Again, not knowing when anyone would finish now, we just watched and waited. I was concerned about Shelley having someone to help her at the finish, but hoped Lecia or Libby would get her taken care of, since I was in a situation not knowing when Don would finish and not wanting to leave the area until I knew what was going on. I had to get him taken care of too.

Finally Melissa went by, an IM virgin no more! She looked good. She waved and on she went. Then Bruce, still walking, waving Nancy away as if she was disrupting his cadence or something. He had told her earlier he could do 15 min. miles and still finish in a respectable time, and it appeared he was on that goal still. So she ran on after him to get to the finish line with him.

Then Kim! OMG. She was still moving and was beating Don. Ohh, he wouldn't be happy with himself. But I also figured, he would be happy to be getting done at all. And sure enough, a few minutes later, he came plodding by, looking a little crazed but determined. I quickly gathered up my chair, bag, and whatever to head down to the finish and pretty much bumped into Shelley! I think she was pretty happy to see someone from the group and I assured her I would get her taken care of as soon as I made contact with Don. I just wanted him to be sure I was there so we didn't wander around looking for each other. Shelley was exhausted by now, and was very stiff and slow moving. She did have someone helping with her bike, so I grabbed a bag and headed down the hill toward the finish. I know I was moving way too fast for her, but I was afraid I would miss Don and we would have a fiasco trying to find each other. I don't remember a finish line being this much of a mess before. Maybe it was the numbers that day, maybe it was the setup, I don't know. Of course I couldn't find him. I got Shelley to sit down on my chair and wait while I chased around looking for him, figuring he would be in the med tent or something. Nothing. Not eating pizza, I already knew that. Where?? Not at his bike. Okay, get Shelley taken care of and hope to see him somewhere, as by now she was really miserable. Got her to the car, loaded up the bike, and then dashed back into the night looking for Don. Relief. He already had his bike and stuff and was just sitting there with Pat! She had finished right after him and they were sharing their stories. Naturally I couldn't get Pat's bike, etc. because the rack only held 2 bikes, but I promised to come back after I got them taken care of. Both Don and Shelley were ready to get to the hotel, so got back there and helped unload all the stuff! So much you can't believe. Three bags full.

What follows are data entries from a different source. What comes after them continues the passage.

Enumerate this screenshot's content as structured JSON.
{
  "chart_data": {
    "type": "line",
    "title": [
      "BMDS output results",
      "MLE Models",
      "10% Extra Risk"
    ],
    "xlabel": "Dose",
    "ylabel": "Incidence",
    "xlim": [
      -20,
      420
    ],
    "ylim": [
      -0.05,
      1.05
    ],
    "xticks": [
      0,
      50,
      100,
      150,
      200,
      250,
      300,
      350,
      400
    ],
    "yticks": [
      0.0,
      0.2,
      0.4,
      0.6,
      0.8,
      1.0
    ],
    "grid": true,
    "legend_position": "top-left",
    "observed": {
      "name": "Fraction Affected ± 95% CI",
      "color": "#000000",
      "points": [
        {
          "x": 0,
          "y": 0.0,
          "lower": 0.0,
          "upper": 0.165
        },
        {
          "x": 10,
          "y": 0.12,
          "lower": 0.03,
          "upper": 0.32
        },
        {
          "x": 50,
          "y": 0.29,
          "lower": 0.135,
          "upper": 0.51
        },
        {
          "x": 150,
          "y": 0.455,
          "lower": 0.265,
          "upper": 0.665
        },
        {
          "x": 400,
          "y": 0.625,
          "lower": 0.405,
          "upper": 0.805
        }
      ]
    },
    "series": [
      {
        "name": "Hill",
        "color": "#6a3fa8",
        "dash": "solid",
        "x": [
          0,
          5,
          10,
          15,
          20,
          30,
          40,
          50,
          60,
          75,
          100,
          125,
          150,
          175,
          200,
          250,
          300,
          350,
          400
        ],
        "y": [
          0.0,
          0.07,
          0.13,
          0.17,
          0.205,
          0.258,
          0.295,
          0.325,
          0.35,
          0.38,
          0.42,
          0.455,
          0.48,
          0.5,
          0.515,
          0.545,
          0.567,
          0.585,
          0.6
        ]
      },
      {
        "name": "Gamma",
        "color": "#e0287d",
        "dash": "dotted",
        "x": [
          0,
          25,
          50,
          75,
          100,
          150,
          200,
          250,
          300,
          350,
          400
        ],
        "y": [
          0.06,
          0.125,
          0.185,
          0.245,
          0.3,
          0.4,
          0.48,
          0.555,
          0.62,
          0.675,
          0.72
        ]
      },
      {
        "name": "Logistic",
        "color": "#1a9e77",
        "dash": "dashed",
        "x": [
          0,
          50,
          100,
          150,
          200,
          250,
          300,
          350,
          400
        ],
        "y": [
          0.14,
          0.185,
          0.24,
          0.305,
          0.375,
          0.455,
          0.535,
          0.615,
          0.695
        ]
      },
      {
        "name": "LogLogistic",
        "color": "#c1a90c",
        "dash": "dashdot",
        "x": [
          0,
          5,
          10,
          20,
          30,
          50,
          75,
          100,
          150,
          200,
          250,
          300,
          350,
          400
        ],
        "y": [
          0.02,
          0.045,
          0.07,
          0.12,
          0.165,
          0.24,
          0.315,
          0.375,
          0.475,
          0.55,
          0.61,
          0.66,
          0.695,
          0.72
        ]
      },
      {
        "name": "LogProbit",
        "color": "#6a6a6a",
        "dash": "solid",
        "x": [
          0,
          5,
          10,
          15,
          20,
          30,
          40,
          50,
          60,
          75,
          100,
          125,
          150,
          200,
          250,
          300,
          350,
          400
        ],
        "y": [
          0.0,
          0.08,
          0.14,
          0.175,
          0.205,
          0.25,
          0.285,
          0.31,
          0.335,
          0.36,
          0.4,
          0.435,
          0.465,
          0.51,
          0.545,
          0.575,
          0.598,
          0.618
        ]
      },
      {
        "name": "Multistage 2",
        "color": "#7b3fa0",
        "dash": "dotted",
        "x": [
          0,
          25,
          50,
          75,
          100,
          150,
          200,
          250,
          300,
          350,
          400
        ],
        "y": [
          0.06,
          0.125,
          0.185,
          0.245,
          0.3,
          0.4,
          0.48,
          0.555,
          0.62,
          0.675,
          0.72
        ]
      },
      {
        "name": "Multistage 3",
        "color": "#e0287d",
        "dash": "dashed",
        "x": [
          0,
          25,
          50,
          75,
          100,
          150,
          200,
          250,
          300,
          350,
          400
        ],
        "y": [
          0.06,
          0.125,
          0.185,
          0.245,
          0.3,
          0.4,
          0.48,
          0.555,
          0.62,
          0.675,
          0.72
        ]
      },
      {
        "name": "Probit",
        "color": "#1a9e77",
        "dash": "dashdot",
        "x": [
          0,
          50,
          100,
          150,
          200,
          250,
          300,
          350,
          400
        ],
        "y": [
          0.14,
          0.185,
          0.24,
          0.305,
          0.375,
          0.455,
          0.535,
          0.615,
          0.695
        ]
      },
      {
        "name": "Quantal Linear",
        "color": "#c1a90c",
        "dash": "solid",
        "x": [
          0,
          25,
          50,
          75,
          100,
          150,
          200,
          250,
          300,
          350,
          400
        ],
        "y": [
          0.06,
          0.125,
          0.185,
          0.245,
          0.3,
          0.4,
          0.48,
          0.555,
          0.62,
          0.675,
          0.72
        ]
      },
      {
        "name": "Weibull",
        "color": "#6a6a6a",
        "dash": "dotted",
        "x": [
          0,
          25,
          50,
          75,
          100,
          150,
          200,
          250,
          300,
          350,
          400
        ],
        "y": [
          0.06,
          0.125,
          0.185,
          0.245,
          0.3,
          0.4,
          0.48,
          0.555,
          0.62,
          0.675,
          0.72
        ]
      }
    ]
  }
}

By the time I got back to the race site, Pat had been picked up so I went back to the hotel and crashed!

All in all, only 2 DNFs in our group, two new Ironwomen, and everyone else successfully, if not slower than usual, finished. There were a few questioning future race possibilities, but only time will tell there. Regardless of how anyone felt about their races, they all can be proud of their finishes and the fact that they actually towed the line in the first place.

For me, the heat of the day pretty much distracted totally from the pro racers. I didn't know until hearing from Mike and Rich that night who had even won or what the times were. It wasn't my suffering but my concern for the others that kept my mind off the pros. They all suffered the same, but really, the race wasn't about them in my book. It was about all those people who would be out there 15+ hours, long after the pros were showered, fed, and comfortable for the night. Its always amazing to see those coming in at the last minute to know they did it and beat the clock too, no matter what they had to do to get there.

1 comment:

Fe-lady said...

Thanks for the great race report...what was Don's final time? Tell him congratulations for me...I REALLY want to do this race someday. Hopefully by then the lake will be warmed up! :-)
My quip about the "old grannies" was tongue in cheek- as Wil had made a reference to being ahead of some "old grannies" at an Olympic race- actually most of the 50 and up crowd beat her. So Nancy Toby and I have had some fun with how "slow" grannies are...but actually damn fast most of the time!